En cette fin octobre, le Sénat a examiné un projet de loi concernant les langues régionales et minoritaires. Plus précisément, le texte portait modification de la Constitution afin d’y intégrer la Charte européenne des langues régionales.

Cette charte a été signée par la France dès 1999, mais n’a toutefois jamais été ratifiée.

Lors du processus, plusieurs failles sont apparues, le Conseil constitutionnel ayant notamment déclaré que notre Constitution ne permettait pas de garantir des droits collectifs à des groupes d’individus.
Pouvons-nous dès lors accepter que, sous couvert du respect de la diversité, une loi vienne remettre en cause l’égalité devant la loi ?

Le but de la Charte est légitime et je le soutiens, puisqu’il s’agit de chercher à protéger et promouvoir les langues régionales ou minoritaires en tant qu’aspect menacé du patrimoine culturel européen. Pour autant, je ne peux me résoudre à aller jusqu’à modifier — voire dénaturer — notre Constitution.

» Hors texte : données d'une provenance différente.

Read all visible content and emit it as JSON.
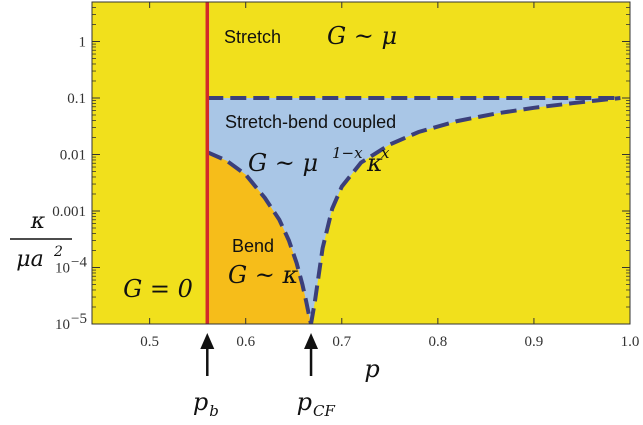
{
  "chart_data": {
    "type": "phase-diagram",
    "x_axis": {
      "label": "p",
      "range": [
        0.44,
        1.0
      ],
      "ticks": [
        {
          "value": 0.5,
          "label": "0.5"
        },
        {
          "value": 0.6,
          "label": "0.6"
        },
        {
          "value": 0.7,
          "label": "0.7"
        },
        {
          "value": 0.8,
          "label": "0.8"
        },
        {
          "value": 0.9,
          "label": "0.9"
        },
        {
          "value": 1.0,
          "label": "1.0"
        }
      ]
    },
    "y_axis": {
      "label_numerator": "κ",
      "label_denominator": "μa",
      "label_denominator_exp": "2",
      "scale": "log",
      "range": [
        1e-05,
        5
      ],
      "ticks": [
        {
          "value": 1,
          "label": "1"
        },
        {
          "value": 0.1,
          "label": "0.1"
        },
        {
          "value": 0.01,
          "label": "0.01"
        },
        {
          "value": 0.001,
          "label": "0.001"
        },
        {
          "value": 0.0001,
          "label": "10",
          "sup": "−4"
        },
        {
          "value": 1e-05,
          "label": "10",
          "sup": "−5"
        }
      ]
    },
    "thresholds": {
      "p_b": 0.56,
      "p_CF": 0.668,
      "stretch_bend_upper_kappa": 0.1,
      "bend_upper_kappa_at_pb": 0.011
    },
    "boundaries": {
      "stretch_bend_lower": {
        "p": [
          0.668,
          0.672,
          0.68,
          0.69,
          0.7,
          0.72,
          0.75,
          0.78,
          0.82,
          0.86,
          0.9,
          0.94,
          0.97,
          0.99
        ],
        "kappa": [
          1e-05,
          2.5e-05,
          0.00022,
          0.0011,
          0.0027,
          0.0072,
          0.015,
          0.025,
          0.039,
          0.053,
          0.067,
          0.081,
          0.092,
          0.1
        ]
      },
      "bend_upper": {
        "p": [
          0.56,
          0.58,
          0.6,
          0.62,
          0.635,
          0.645,
          0.653,
          0.659,
          0.663,
          0.666,
          0.668
        ],
        "kappa": [
          0.011,
          0.0078,
          0.0044,
          0.0017,
          0.0007,
          0.0003,
          0.00012,
          5e-05,
          2.5e-05,
          1.4e-05,
          1e-05
        ]
      }
    },
    "regions": [
      {
        "id": "rigidity-zero",
        "text": "G = 0",
        "color": "#c0c0c0"
      },
      {
        "id": "stretch",
        "name": "Stretch",
        "formula": "G ~ μ",
        "color": "#f1e01c"
      },
      {
        "id": "coupled",
        "name": "Stretch-bend coupled",
        "formula_base": "G ~ μ",
        "formula_exp1": "1−x",
        "formula_mid": "κ",
        "formula_exp2": "x",
        "color": "#a9c6e6"
      },
      {
        "id": "bend",
        "name": "Bend",
        "formula": "G ~ κ",
        "color": "#f6bd1a"
      }
    ],
    "markers": [
      {
        "id": "pb",
        "base": "p",
        "sub": "b"
      },
      {
        "id": "pcf",
        "base": "p",
        "sub": "CF"
      }
    ],
    "colors": {
      "rigidity_line": "#d12a2a",
      "boundary_dash": "#3b3f7a",
      "frame": "#333333"
    }
  }
}
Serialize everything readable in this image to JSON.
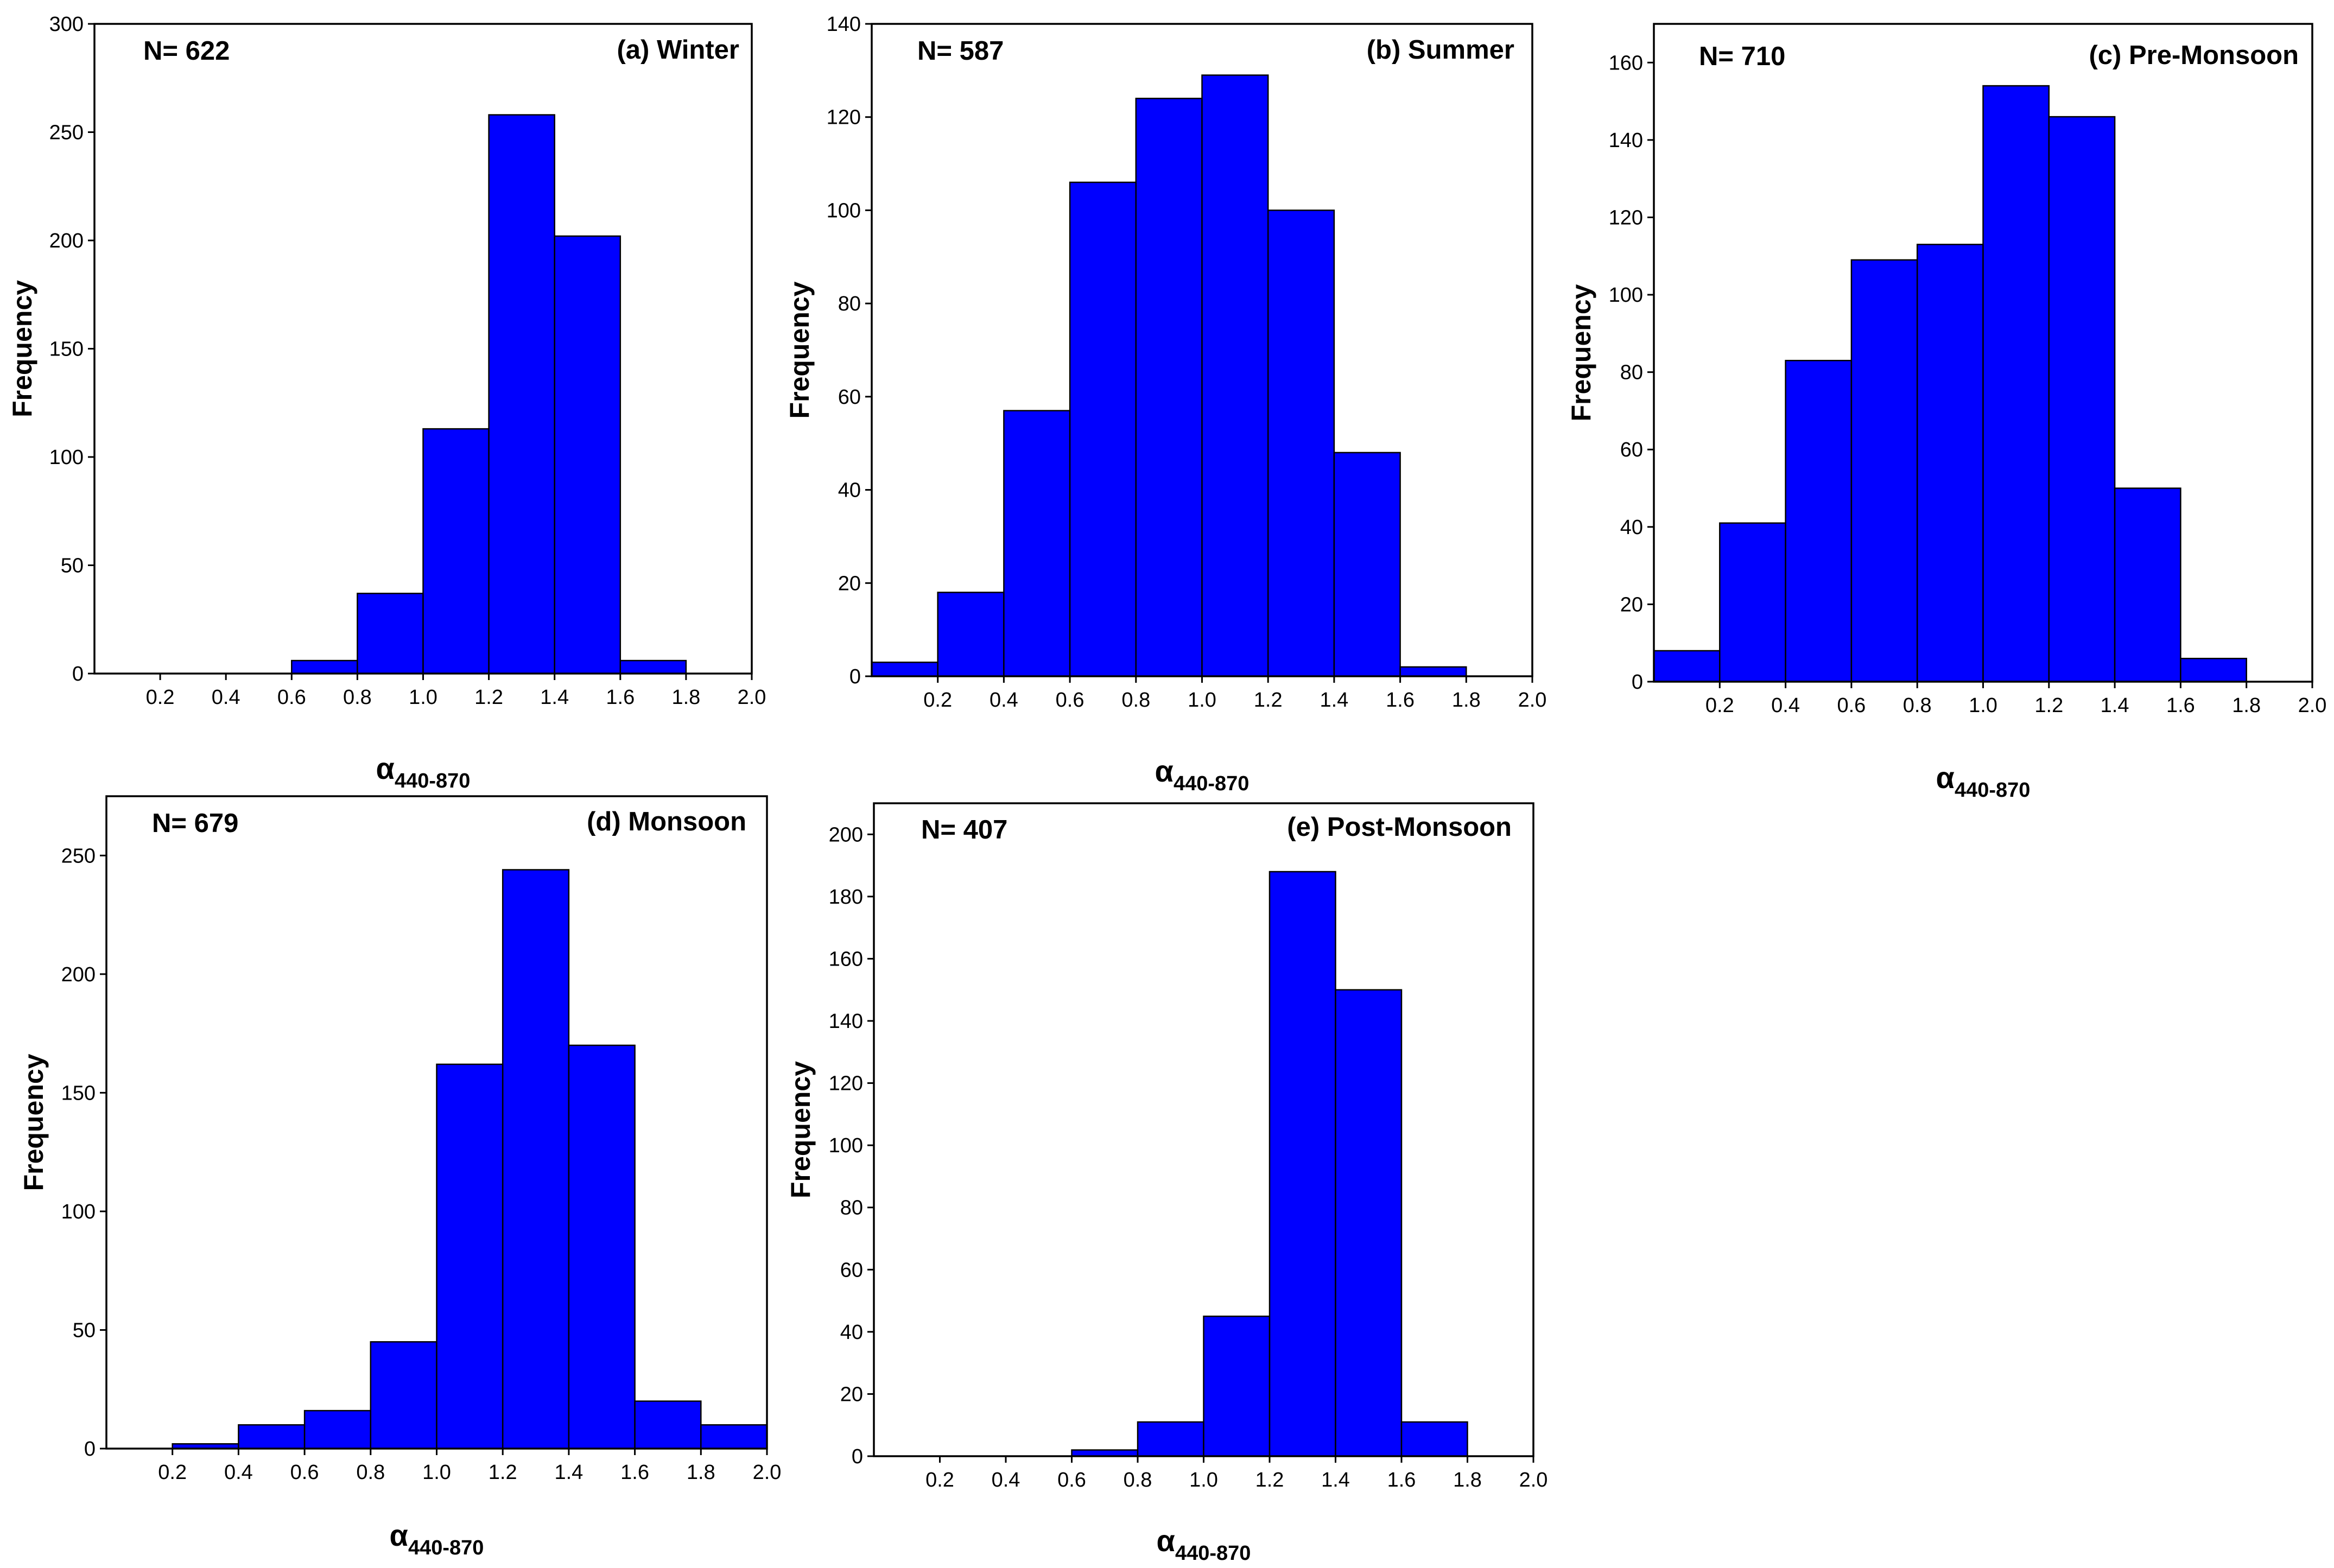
{
  "figure": {
    "description_domain": "histograms"
  },
  "chart_data": [
    {
      "type": "bar",
      "title": "(a) Winter",
      "n_label": "N= 622",
      "ylabel": "Frequency",
      "xlabel": {
        "main": "α",
        "sub": "440-870"
      },
      "bin_edges": [
        0.0,
        0.2,
        0.4,
        0.6,
        0.8,
        1.0,
        1.2,
        1.4,
        1.6,
        1.8,
        2.0
      ],
      "values": [
        0,
        0,
        0,
        6,
        37,
        113,
        258,
        202,
        6,
        0
      ],
      "xlim": [
        0.0,
        2.0
      ],
      "xticks": [
        "0.2",
        "0.4",
        "0.6",
        "0.8",
        "1.0",
        "1.2",
        "1.4",
        "1.6",
        "1.8",
        "2.0"
      ],
      "ylim": [
        0,
        300
      ],
      "yticks": [
        0,
        50,
        100,
        150,
        200,
        250,
        300
      ],
      "bar_color": "#0000ff"
    },
    {
      "type": "bar",
      "title": "(b) Summer",
      "n_label": "N= 587",
      "ylabel": "Frequency",
      "xlabel": {
        "main": "α",
        "sub": "440-870"
      },
      "bin_edges": [
        0.0,
        0.2,
        0.4,
        0.6,
        0.8,
        1.0,
        1.2,
        1.4,
        1.6,
        1.8,
        2.0
      ],
      "values": [
        3,
        18,
        57,
        106,
        124,
        129,
        100,
        48,
        2,
        0
      ],
      "xlim": [
        0.0,
        2.0
      ],
      "xticks": [
        "0.2",
        "0.4",
        "0.6",
        "0.8",
        "1.0",
        "1.2",
        "1.4",
        "1.6",
        "1.8",
        "2.0"
      ],
      "ylim": [
        0,
        140
      ],
      "yticks": [
        0,
        20,
        40,
        60,
        80,
        100,
        120,
        140
      ],
      "bar_color": "#0000ff"
    },
    {
      "type": "bar",
      "title": "(c) Pre-Monsoon",
      "n_label": "N= 710",
      "ylabel": "Frequency",
      "xlabel": {
        "main": "α",
        "sub": "440-870"
      },
      "bin_edges": [
        0.0,
        0.2,
        0.4,
        0.6,
        0.8,
        1.0,
        1.2,
        1.4,
        1.6,
        1.8,
        2.0
      ],
      "values": [
        8,
        41,
        83,
        109,
        113,
        154,
        146,
        50,
        6,
        0
      ],
      "xlim": [
        0.0,
        2.0
      ],
      "xticks": [
        "0.2",
        "0.4",
        "0.6",
        "0.8",
        "1.0",
        "1.2",
        "1.4",
        "1.6",
        "1.8",
        "2.0"
      ],
      "ylim": [
        0,
        170
      ],
      "yticks": [
        0,
        20,
        40,
        60,
        80,
        100,
        120,
        140,
        160
      ],
      "bar_color": "#0000ff"
    },
    {
      "type": "bar",
      "title": "(d) Monsoon",
      "n_label": "N= 679",
      "ylabel": "Frequency",
      "xlabel": {
        "main": "α",
        "sub": "440-870"
      },
      "bin_edges": [
        0.0,
        0.2,
        0.4,
        0.6,
        0.8,
        1.0,
        1.2,
        1.4,
        1.6,
        1.8,
        2.0
      ],
      "values": [
        0,
        2,
        10,
        16,
        45,
        162,
        244,
        170,
        20,
        10
      ],
      "xlim": [
        0.0,
        2.0
      ],
      "xticks": [
        "0.2",
        "0.4",
        "0.6",
        "0.8",
        "1.0",
        "1.2",
        "1.4",
        "1.6",
        "1.8",
        "2.0"
      ],
      "ylim": [
        0,
        275
      ],
      "yticks": [
        0,
        50,
        100,
        150,
        200,
        250
      ],
      "bar_color": "#0000ff"
    },
    {
      "type": "bar",
      "title": "(e) Post-Monsoon",
      "n_label": "N= 407",
      "ylabel": "Frequency",
      "xlabel": {
        "main": "α",
        "sub": "440-870"
      },
      "bin_edges": [
        0.0,
        0.2,
        0.4,
        0.6,
        0.8,
        1.0,
        1.2,
        1.4,
        1.6,
        1.8,
        2.0
      ],
      "values": [
        0,
        0,
        0,
        2,
        11,
        45,
        188,
        150,
        11,
        0
      ],
      "xlim": [
        0.0,
        2.0
      ],
      "xticks": [
        "0.2",
        "0.4",
        "0.6",
        "0.8",
        "1.0",
        "1.2",
        "1.4",
        "1.6",
        "1.8",
        "2.0"
      ],
      "ylim": [
        0,
        210
      ],
      "yticks": [
        0,
        20,
        40,
        60,
        80,
        100,
        120,
        140,
        160,
        180,
        200
      ],
      "bar_color": "#0000ff"
    }
  ]
}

Si, en tant que provençal, je comprends intimement et partage l’attachement aux traditions et à la pratique des langues régionales, je suis également un farouche défenseur de notre langue comme symbole de notre unité, à l’instar de ce qui est écrit dans l’ordonnance de Villers-Cotterêts de 1539 et dans l’article 2 de la Constitution : « La langue de la République est le français ».

Il est noble et même nécessaire de prendre des mesures à la fois nationales et locales pour garantir le respect des langues minoritaires, mais le moyen ici employé semble à la fois disproportionné et inadapté.
Est-il nécessaire de créer des droits opposables en matière de langues minoritaires ?
Comment intégrer de telles langues dans la vie publique sans y voir une atteinte au caractère indivisible de notre République ?

En conséquence, j’ai voté contre ce projet, mais je souhaite réaffirmer qu’il ne s’agit nullement d’une opposition aux langues régionales.